I believe she has given some brilliant performances — even if she hasn't always had great material with which to work.
That wasn't the problem with the film that premiered 10 years ago today — "The Others."
"The Others" was a top–notch ghost story, and I thought Kidman did a great job of portraying an ordinary woman caught up in extraordinary circumstances but striving, nevertheless, to make everything seem as ordinary as possible.
That's a tall order when your children are so light–sensitive that they must be protected from sunlight at all times.
I suppose that should have been considerably more than a hint to Kidman's character that things weren't what they appeared to be — but if people behaved logically in ghost stories, there would be no ghost stories, would there?
Actually, I think 2001 was the year Kidman really emerged as a major actress, even though she had been around for quite awhile — and in some high–profile roles, too.
She had been showing up in movies for several years, but she really began to catch people's attention in her American debut in 1989's "Dead Calm," and she continued to get attention with roles opposite Tom Cruise, Dustin Hoffman and Michael Keaton. Then she seemed to break out as a star in her own right in 1995's "To Die For."

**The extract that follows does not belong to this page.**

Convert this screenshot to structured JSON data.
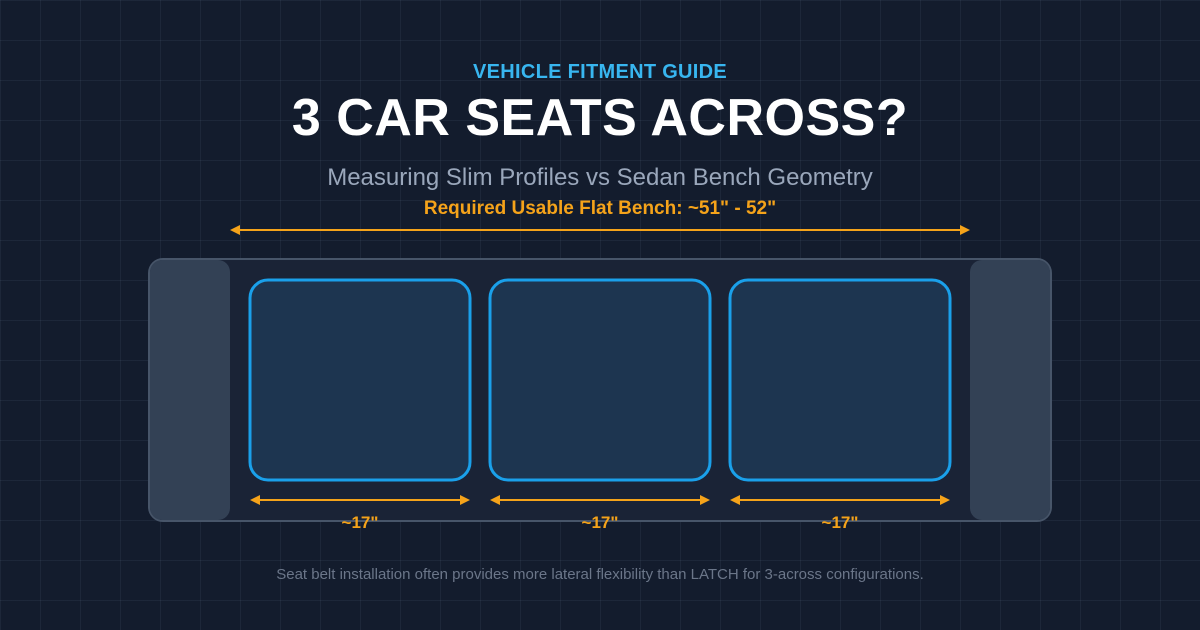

But then she vanished from the scene, re–emerging as Cruise's co–star in "Eyes Wide Shut." The next time folks heard from Kidman, she and Cruise were splitting up, and she embarked on the next phase of her career.
In 2001, Kidman returned to the silver screen with "Moulin Rouge!" (a musical), "The Others" (a ghost story) and "Birthday Girl" (a crime/love story), demonstrating her versatility.
She went on to co–star with Meryl Streep and Julianne Moore in "The Hours" and won an Oscar.
Her career has been sporadic in recent years, but I think she really became a major film star 10 years ago — and "The Others" had a lot to do with that. Now, she has reached a point where she can select her projects with more discrimination.
A lot of folks didn't really notice at the time, though. "The Others" had been in theaters only a month when the 9/11 attacks occurred, and, like just about everything else, it was overshadowed by that event.
I won't take time and space discussing the story in "The Others" because you might want to watch a good ghost story when Halloween rolls around in a couple of months.
But I will tell you it was set in the English countryside (aren't all really good, spooky ghost stories set in the English countryside — or something very similar?) around the end of World War II.
I've heard "The Others" compared — unfavorably — to "The Sixth Sense," which was released a couple of years earlier. The comparison isn't really fair. Both films deal with life and the existence of the afterlife, but I found more of a supernatural emphasis in "The Others" — and that meant a story that I found to be more thought–provoking. Not necessarily better, just more thought–provoking.
"The Sixth Sense," on the other hand, seemed to appeal more to the tastes of horror film fans — blood, gore, repugnant images, the stuff that makes you jump in your seat and gives you goose pimples and a definite chill down your back.
(Similarly, I guess, I always found the book upon which the movie "The Exorcist" was based to be better than the movie itself. The movie was obsessed with the flashy special effects of possession while the book delved more deeply into the subject of the rite of exorcism and religious issues.)
If you haven't seen "The Others" before, it has a real twist ending in store for you. You might — in fact, you probably will — need to watch it a second (or third) time to catch what you missed the first.
That is how it was with "The Sixth Sense" — and isn't it true of the best supernatural thrillers?